Die Technik dahinter
Erste Ansätze für Zusatzdienste in Konkurrenz zum Videotext beinhaltete bereits der inzwischen etablierte elektronische Programmführer (EPG). Doch im Gegensatz zum EPG, der mit dem Datenstrom des TV-Programms übertragen wird, ist für die Nutzung von HbbTV zwingend eine Internetanbindung erforderlich. Einfach beschrieben: Sender mit dem HbbTV-Zusatzdienst senden ein zusätzliches Signal aus, das tauglichen Endgeräten einen Internetlink übermittelt. Wird ein solcher Datenstrom empfangen, signalisiert der Receiver dies durch eine Einblendung.

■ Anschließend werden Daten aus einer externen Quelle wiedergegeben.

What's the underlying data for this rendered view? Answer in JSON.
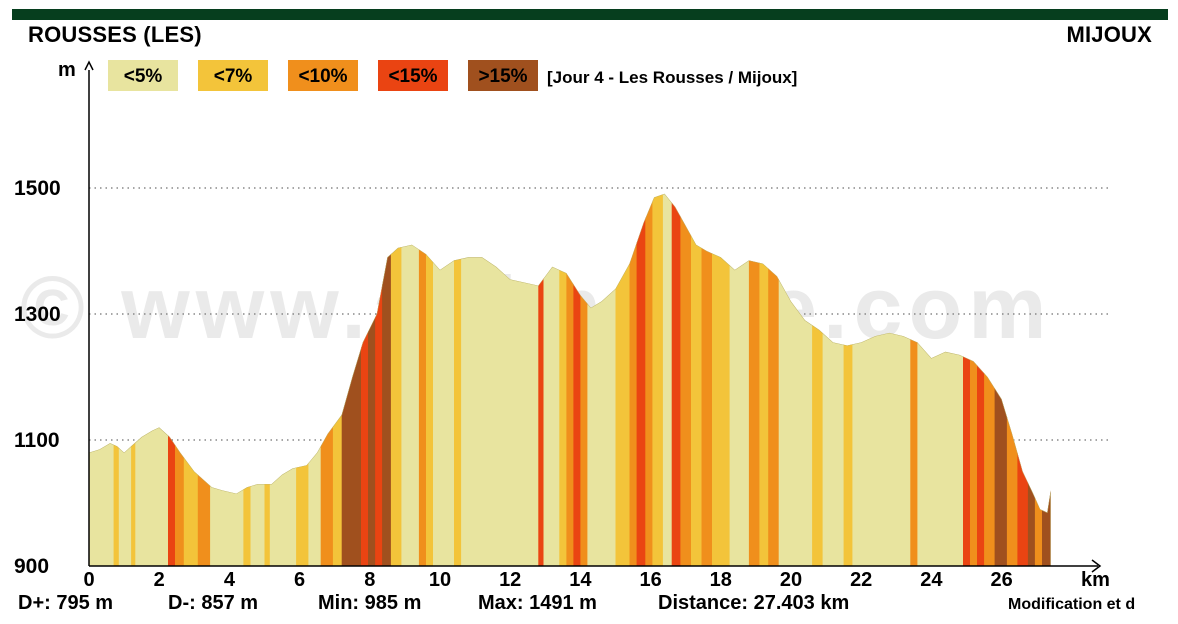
{
  "header": {
    "start_place": "ROUSSES (LES)",
    "end_place": "MIJOUX"
  },
  "legend": {
    "items": [
      {
        "label": "<5%",
        "color": "#e8e49f"
      },
      {
        "label": "<7%",
        "color": "#f3c43a"
      },
      {
        "label": "<10%",
        "color": "#f08f1c"
      },
      {
        "label": "<15%",
        "color": "#ea4412"
      },
      {
        "label": ">15%",
        "color": "#a0501e"
      }
    ],
    "caption": "[Jour 4 - Les Rousses / Mijoux]"
  },
  "watermark": "© www.altimaitre.com",
  "stats": {
    "d_plus": "D+: 795 m",
    "d_minus": "D-: 857 m",
    "min": "Min: 985 m",
    "max": "Max: 1491 m",
    "distance": "Distance: 27.403 km"
  },
  "credit": "Modification et d",
  "chart_data": {
    "type": "area",
    "title": "",
    "xlabel": "km",
    "ylabel": "m",
    "xlim": [
      0,
      28
    ],
    "ylim": [
      900,
      1620
    ],
    "xticks": [
      "0",
      "2",
      "4",
      "6",
      "8",
      "10",
      "12",
      "14",
      "16",
      "18",
      "20",
      "22",
      "24",
      "26"
    ],
    "yticks": [
      "900",
      "1100",
      "1300",
      "1500"
    ],
    "grid": "dotted horizontal at 1100, 1300, 1500",
    "series": [
      {
        "x": [
          0,
          0.3,
          0.6,
          0.8,
          1.0,
          1.2,
          1.5,
          1.8,
          2.0,
          2.3,
          2.6,
          3.0,
          3.5,
          3.8,
          4.2,
          4.5,
          4.8,
          5.2,
          5.5,
          5.8,
          6.2,
          6.5,
          6.8,
          7.2,
          7.5,
          7.8,
          8.2,
          8.5,
          8.8,
          9.2,
          9.6,
          10.0,
          10.4,
          10.8,
          11.2,
          11.6,
          12.0,
          12.4,
          12.8,
          13.2,
          13.6,
          14.0,
          14.3,
          14.6,
          15.0,
          15.4,
          15.8,
          16.1,
          16.4,
          16.7,
          17.0,
          17.3,
          17.6,
          18.0,
          18.4,
          18.8,
          19.2,
          19.6,
          20.0,
          20.4,
          20.8,
          21.2,
          21.6,
          22.0,
          22.4,
          22.8,
          23.2,
          23.6,
          24.0,
          24.4,
          24.8,
          25.2,
          25.6,
          26.0,
          26.3,
          26.6,
          26.9,
          27.1,
          27.3,
          27.4
        ],
        "y": [
          1080,
          1085,
          1095,
          1090,
          1080,
          1090,
          1105,
          1115,
          1120,
          1105,
          1080,
          1050,
          1025,
          1020,
          1015,
          1025,
          1030,
          1030,
          1045,
          1055,
          1060,
          1080,
          1110,
          1140,
          1200,
          1255,
          1300,
          1390,
          1405,
          1410,
          1395,
          1370,
          1385,
          1390,
          1390,
          1375,
          1355,
          1350,
          1345,
          1375,
          1365,
          1330,
          1310,
          1320,
          1340,
          1380,
          1445,
          1485,
          1491,
          1470,
          1440,
          1410,
          1400,
          1390,
          1370,
          1385,
          1380,
          1360,
          1320,
          1290,
          1275,
          1255,
          1250,
          1255,
          1265,
          1270,
          1265,
          1255,
          1230,
          1240,
          1235,
          1225,
          1200,
          1165,
          1110,
          1050,
          1015,
          990,
          985,
          1020
        ],
        "grade_bands": [
          {
            "from": 0,
            "to": 0.7,
            "grade": "<5%"
          },
          {
            "from": 0.7,
            "to": 0.85,
            "grade": "<7%"
          },
          {
            "from": 0.85,
            "to": 1.2,
            "grade": "<5%"
          },
          {
            "from": 1.2,
            "to": 1.32,
            "grade": "<7%"
          },
          {
            "from": 1.32,
            "to": 2.25,
            "grade": "<5%"
          },
          {
            "from": 2.25,
            "to": 2.45,
            "grade": "<15%"
          },
          {
            "from": 2.45,
            "to": 2.7,
            "grade": "<10%"
          },
          {
            "from": 2.7,
            "to": 3.1,
            "grade": "<7%"
          },
          {
            "from": 3.1,
            "to": 3.45,
            "grade": "<10%"
          },
          {
            "from": 3.45,
            "to": 4.4,
            "grade": "<5%"
          },
          {
            "from": 4.4,
            "to": 4.6,
            "grade": "<7%"
          },
          {
            "from": 4.6,
            "to": 5.0,
            "grade": "<5%"
          },
          {
            "from": 5.0,
            "to": 5.15,
            "grade": "<7%"
          },
          {
            "from": 5.15,
            "to": 5.9,
            "grade": "<5%"
          },
          {
            "from": 5.9,
            "to": 6.25,
            "grade": "<7%"
          },
          {
            "from": 6.25,
            "to": 6.6,
            "grade": "<5%"
          },
          {
            "from": 6.6,
            "to": 6.95,
            "grade": "<10%"
          },
          {
            "from": 6.95,
            "to": 7.2,
            "grade": "<7%"
          },
          {
            "from": 7.2,
            "to": 7.75,
            "grade": ">15%"
          },
          {
            "from": 7.75,
            "to": 7.95,
            "grade": "<15%"
          },
          {
            "from": 7.95,
            "to": 8.15,
            "grade": ">15%"
          },
          {
            "from": 8.15,
            "to": 8.35,
            "grade": "<15%"
          },
          {
            "from": 8.35,
            "to": 8.6,
            "grade": ">15%"
          },
          {
            "from": 8.6,
            "to": 8.9,
            "grade": "<7%"
          },
          {
            "from": 8.9,
            "to": 9.4,
            "grade": "<5%"
          },
          {
            "from": 9.4,
            "to": 9.6,
            "grade": "<10%"
          },
          {
            "from": 9.6,
            "to": 9.8,
            "grade": "<7%"
          },
          {
            "from": 9.8,
            "to": 10.4,
            "grade": "<5%"
          },
          {
            "from": 10.4,
            "to": 10.6,
            "grade": "<7%"
          },
          {
            "from": 10.6,
            "to": 12.8,
            "grade": "<5%"
          },
          {
            "from": 12.8,
            "to": 12.95,
            "grade": "<15%"
          },
          {
            "from": 12.95,
            "to": 13.4,
            "grade": "<5%"
          },
          {
            "from": 13.4,
            "to": 13.6,
            "grade": "<7%"
          },
          {
            "from": 13.6,
            "to": 13.8,
            "grade": "<10%"
          },
          {
            "from": 13.8,
            "to": 14.0,
            "grade": "<15%"
          },
          {
            "from": 14.0,
            "to": 14.2,
            "grade": "<10%"
          },
          {
            "from": 14.2,
            "to": 15.0,
            "grade": "<5%"
          },
          {
            "from": 15.0,
            "to": 15.4,
            "grade": "<7%"
          },
          {
            "from": 15.4,
            "to": 15.6,
            "grade": "<10%"
          },
          {
            "from": 15.6,
            "to": 15.85,
            "grade": "<15%"
          },
          {
            "from": 15.85,
            "to": 16.05,
            "grade": "<10%"
          },
          {
            "from": 16.05,
            "to": 16.35,
            "grade": "<7%"
          },
          {
            "from": 16.35,
            "to": 16.6,
            "grade": "<5%"
          },
          {
            "from": 16.6,
            "to": 16.85,
            "grade": "<15%"
          },
          {
            "from": 16.85,
            "to": 17.15,
            "grade": "<10%"
          },
          {
            "from": 17.15,
            "to": 17.45,
            "grade": "<7%"
          },
          {
            "from": 17.45,
            "to": 17.75,
            "grade": "<10%"
          },
          {
            "from": 17.75,
            "to": 18.25,
            "grade": "<7%"
          },
          {
            "from": 18.25,
            "to": 18.8,
            "grade": "<5%"
          },
          {
            "from": 18.8,
            "to": 19.1,
            "grade": "<10%"
          },
          {
            "from": 19.1,
            "to": 19.35,
            "grade": "<7%"
          },
          {
            "from": 19.35,
            "to": 19.65,
            "grade": "<10%"
          },
          {
            "from": 19.65,
            "to": 20.6,
            "grade": "<5%"
          },
          {
            "from": 20.6,
            "to": 20.9,
            "grade": "<7%"
          },
          {
            "from": 20.9,
            "to": 21.5,
            "grade": "<5%"
          },
          {
            "from": 21.5,
            "to": 21.75,
            "grade": "<7%"
          },
          {
            "from": 21.75,
            "to": 23.4,
            "grade": "<5%"
          },
          {
            "from": 23.4,
            "to": 23.6,
            "grade": "<10%"
          },
          {
            "from": 23.6,
            "to": 24.9,
            "grade": "<5%"
          },
          {
            "from": 24.9,
            "to": 25.1,
            "grade": "<15%"
          },
          {
            "from": 25.1,
            "to": 25.3,
            "grade": "<10%"
          },
          {
            "from": 25.3,
            "to": 25.5,
            "grade": "<15%"
          },
          {
            "from": 25.5,
            "to": 25.8,
            "grade": "<10%"
          },
          {
            "from": 25.8,
            "to": 26.15,
            "grade": ">15%"
          },
          {
            "from": 26.15,
            "to": 26.45,
            "grade": "<10%"
          },
          {
            "from": 26.45,
            "to": 26.75,
            "grade": "<15%"
          },
          {
            "from": 26.75,
            "to": 26.95,
            "grade": ">15%"
          },
          {
            "from": 26.95,
            "to": 27.15,
            "grade": "<10%"
          },
          {
            "from": 27.15,
            "to": 27.4,
            "grade": ">15%"
          }
        ]
      }
    ]
  }
}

In aller Regel wird man dann zum Drücken der roten Taste auf der Fernbedienung aufgefordert. Kommt man diesem Hinweis nach, läuft das Fernsehprogramm in einem kleinen Fenster weiter, während die HbbTV-Informationen prominent eingeblendet werden. Dies ist auch der größte Vorteil gegenüber bisherigen Lösungen. Möglich ist schon länger die Nutzung von Zusatzdiensten wie beispielsweise Youtube oder Facebook – allerdings muss dazu stets das laufende Fernsehprogramm unterbrochen werden.
Zudem gibt es verständlicherweise auch Interessenkonflikte mit dem gerade angeschauten TV-Programm, da Sender an der Übermittlung ihrer eigenen Zusatzdienste interessiert sind. Dies ist nun durch den Standard HbbTV möglich. Im Prinzip handelt es sich dabei aber um nichts weiter als einen Link auf eine entsprechende Webseite des Senders, die entsprechend für diesen Dienst optimiert wurde.